Making Measures
Description:
Ben Wright and Mark Stone’s insights into the philosophical and mathematical foundations of measurement are necessary for constructing practical, objective assessments of educational, psychological, and physical functioning. Since the publication of their seminal text, Best Test Design (1979), they have collaborated on a number of works designed to make accessible the principles and procedures of objective measurement. This volume widens yet again the audience that can benefit from these ideas. By beginning with a disarmingly simple stone-lifting problem the reader is introduced step by eloquent step to the thinking and mathematics behind making measures and making measures meaningful. This volume looks back at the philosophical underpinnings of measurement and connects the prescience of Charles S. Peirce (1838–1914) to the models of Georg Rasch (1901–1980) and finally to the day-to-day needs of instrument-builders in the human sciences.
From the perspective of Best Test Design, this volume also moves forward with an emphasis on the role of substantive theory in measurement. The measurement applications, the Knox Cube Test for attention and short term memory (Chapter 7), Wolpe and Lang’s (1964) Fear Survey Schedule (Chapter 8), and the Lexile Framework for Reading (Chapter 9), make extensive use of theory in predicting why item difficulties vary. Can we imagine a more important piece of evidence for the construct validity of an instrument than a specification equation that is capable of explaining variation in observed item difficulties?

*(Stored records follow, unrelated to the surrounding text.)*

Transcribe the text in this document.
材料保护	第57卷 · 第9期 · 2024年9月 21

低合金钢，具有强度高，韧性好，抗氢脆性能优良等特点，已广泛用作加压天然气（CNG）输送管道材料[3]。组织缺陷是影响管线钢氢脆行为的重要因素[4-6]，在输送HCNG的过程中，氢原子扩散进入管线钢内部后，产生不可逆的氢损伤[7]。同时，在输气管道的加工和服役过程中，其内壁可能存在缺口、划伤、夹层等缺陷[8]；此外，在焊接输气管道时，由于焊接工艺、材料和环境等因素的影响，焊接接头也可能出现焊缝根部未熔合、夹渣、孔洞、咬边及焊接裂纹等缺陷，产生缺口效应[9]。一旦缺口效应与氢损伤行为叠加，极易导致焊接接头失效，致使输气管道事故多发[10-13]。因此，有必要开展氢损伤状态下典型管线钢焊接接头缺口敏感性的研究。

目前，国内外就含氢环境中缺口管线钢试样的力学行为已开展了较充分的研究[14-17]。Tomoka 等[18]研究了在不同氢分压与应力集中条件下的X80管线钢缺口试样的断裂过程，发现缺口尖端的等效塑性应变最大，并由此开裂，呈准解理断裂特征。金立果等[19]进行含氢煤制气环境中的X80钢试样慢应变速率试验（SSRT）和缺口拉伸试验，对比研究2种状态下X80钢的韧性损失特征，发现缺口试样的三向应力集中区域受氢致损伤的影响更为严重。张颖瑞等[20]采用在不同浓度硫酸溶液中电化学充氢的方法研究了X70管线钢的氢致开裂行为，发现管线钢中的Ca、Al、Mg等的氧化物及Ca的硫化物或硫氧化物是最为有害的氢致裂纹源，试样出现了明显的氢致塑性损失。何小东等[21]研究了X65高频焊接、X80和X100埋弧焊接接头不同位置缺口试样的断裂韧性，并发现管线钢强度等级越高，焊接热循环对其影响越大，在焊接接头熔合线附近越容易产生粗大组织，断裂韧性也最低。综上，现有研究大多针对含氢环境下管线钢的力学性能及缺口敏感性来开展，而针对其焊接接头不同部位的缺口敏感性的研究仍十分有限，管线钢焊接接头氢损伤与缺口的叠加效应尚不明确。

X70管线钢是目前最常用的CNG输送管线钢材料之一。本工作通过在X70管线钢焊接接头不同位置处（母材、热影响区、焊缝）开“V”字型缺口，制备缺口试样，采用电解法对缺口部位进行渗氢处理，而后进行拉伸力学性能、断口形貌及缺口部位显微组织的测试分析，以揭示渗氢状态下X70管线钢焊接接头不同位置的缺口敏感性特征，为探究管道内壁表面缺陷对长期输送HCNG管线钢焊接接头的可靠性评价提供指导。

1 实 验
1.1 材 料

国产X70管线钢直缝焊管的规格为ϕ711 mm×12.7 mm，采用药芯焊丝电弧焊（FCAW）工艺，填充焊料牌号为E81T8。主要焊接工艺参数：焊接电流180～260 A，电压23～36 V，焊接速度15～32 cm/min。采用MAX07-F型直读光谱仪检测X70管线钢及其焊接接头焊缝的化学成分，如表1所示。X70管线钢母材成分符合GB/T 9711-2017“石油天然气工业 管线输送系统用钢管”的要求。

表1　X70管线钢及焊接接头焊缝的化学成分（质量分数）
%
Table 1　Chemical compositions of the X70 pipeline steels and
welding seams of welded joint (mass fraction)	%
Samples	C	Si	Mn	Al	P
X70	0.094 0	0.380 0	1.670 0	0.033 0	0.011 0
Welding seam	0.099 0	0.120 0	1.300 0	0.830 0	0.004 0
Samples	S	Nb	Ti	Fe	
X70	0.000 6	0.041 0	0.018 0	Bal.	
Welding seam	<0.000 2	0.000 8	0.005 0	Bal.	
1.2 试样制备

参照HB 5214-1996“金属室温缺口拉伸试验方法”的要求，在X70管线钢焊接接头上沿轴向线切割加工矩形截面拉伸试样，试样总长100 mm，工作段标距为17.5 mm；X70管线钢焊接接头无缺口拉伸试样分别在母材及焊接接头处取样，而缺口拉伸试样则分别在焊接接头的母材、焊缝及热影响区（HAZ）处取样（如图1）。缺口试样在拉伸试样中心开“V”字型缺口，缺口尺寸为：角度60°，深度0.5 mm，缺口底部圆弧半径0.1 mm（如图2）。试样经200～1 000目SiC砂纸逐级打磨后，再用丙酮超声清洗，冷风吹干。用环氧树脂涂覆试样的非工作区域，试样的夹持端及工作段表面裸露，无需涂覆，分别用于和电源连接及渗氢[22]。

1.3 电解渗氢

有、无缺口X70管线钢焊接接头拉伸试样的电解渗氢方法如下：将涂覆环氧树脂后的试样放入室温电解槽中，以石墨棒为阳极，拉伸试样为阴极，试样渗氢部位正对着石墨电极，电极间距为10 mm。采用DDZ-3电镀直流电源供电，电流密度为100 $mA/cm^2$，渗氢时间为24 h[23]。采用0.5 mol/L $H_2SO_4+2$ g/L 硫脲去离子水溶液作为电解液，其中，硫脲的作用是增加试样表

The paradox of unity and separation finds expression in the puzzle of whether a book is well comprehended by a reader because the book is easy or because the reader is skilled. Does a person succeed on an attention task because it requires fewer memory registers or because the person possesses good attention? Is a stone lifted because the stone is light or the lifter is strong? This paradox presents in various guises across the human sciences or more generally wherever measurement is contemplated. The paradox is resolved by positing a single yardstick of reading ability/readability, attention/difficulty, or strength/weight. This book explains how and why such yardsticks are built and how to ensure quality in their construction.